The outdoor kitchen is only half the story of this remarkable little garden. An integral part of the project was to come up with a solution for storing the husband’s 2,000-bottle collection of French wine.

“We built a small shed in the corner of the garden, then softened it using lush vegetation,” explains Celia. “As you walk in, there’s an area to store extra plates, glasses and crockery, plus a full fridge. Then there’s a fully climate-controlled wine cellar, imported from France; it can also be controlled by a smart phone.”

This outdoor kitchen is a game changer, and is a testament to the huge amount of research the designer put in to overcome the issues of building a fully functioning kitchen in an outdoor environment. “It was a lot more complicated than you think,” she says. “At the end of the day, it worked out to be a comparable price to one of my indoor kitchens.”

Things to consider when installing a full outdoor kitchen

- You are likely to need building consent from the council.

- Height-to-boundary calculations come into effect if there’s a chimney involved.

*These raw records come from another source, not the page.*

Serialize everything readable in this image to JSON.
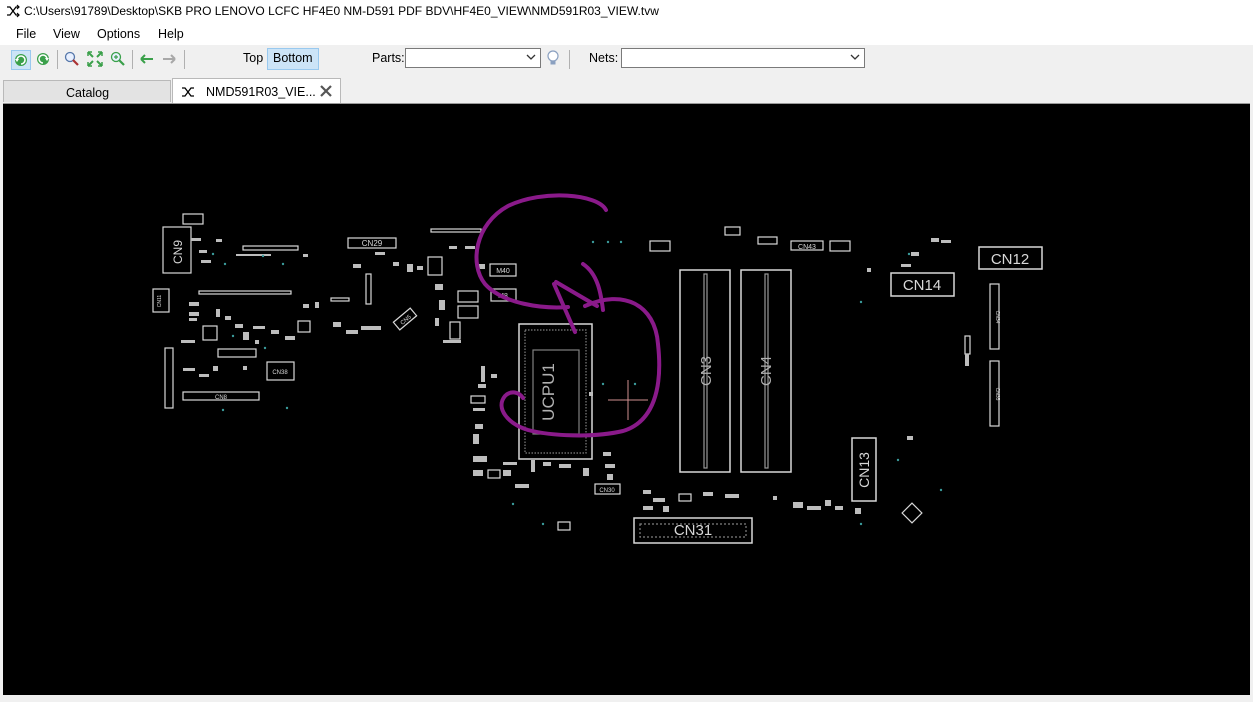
{
  "window": {
    "title": "C:\\Users\\91789\\Desktop\\SKB PRO LENOVO LCFC HF4E0 NM-D591 PDF BDV\\HF4E0_VIEW\\NMD591R03_VIEW.tvw",
    "icon": "shuffle-icon"
  },
  "menu": [
    "File",
    "View",
    "Options",
    "Help"
  ],
  "toolbar": {
    "buttons": [
      "rotate-left-icon",
      "rotate-right-icon",
      "zoom-icon",
      "fit-icon",
      "zoom-in-icon",
      "back-arrow-icon",
      "forward-arrow-icon"
    ],
    "side_top": "Top",
    "side_bottom": "Bottom",
    "active_side": "Bottom",
    "parts_label": "Parts:",
    "parts_value": "",
    "search_icon": "bulb-icon",
    "nets_label": "Nets:",
    "nets_value": ""
  },
  "tabs": [
    {
      "label": "Catalog",
      "active": false
    },
    {
      "label": "NMD591R03_VIE...",
      "active": true,
      "icon": "shuffle-icon",
      "close": "close-icon"
    }
  ],
  "board": {
    "background": "#000000",
    "outline_color": "#d8d8d8",
    "annotation_color": "#8a1a8a",
    "cursor_color": "#d09090",
    "labels": {
      "cn9": "CN9",
      "cn29": "CN29",
      "cn11": "CN11",
      "cn38": "CN38",
      "cn8": "CN8",
      "cn5": "CN5",
      "m40": "M40",
      "m8": "M8",
      "ucpu1": "UCPU1",
      "cn3": "CN3",
      "cn4": "CN4",
      "cn43": "CN43",
      "cn12": "CN12",
      "cn14": "CN14",
      "cn13": "CN13",
      "cn31": "CN31",
      "cn30": "CN30",
      "cn34": "CN34",
      "cn35": "CN35"
    }
  }
}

- A full kitchen takes up a reasonable amount of space, so if you have a small garden, site coverage relating to permeable ground may be an issue.

- You need to work out the best way to access the services – water, gas, electricity and grey-water drainage.

- Everything needs to be weatherproof, including all the hardware – hinges and drawer runners.

- Specialist appliances are preferable – made specifically for outdoor use.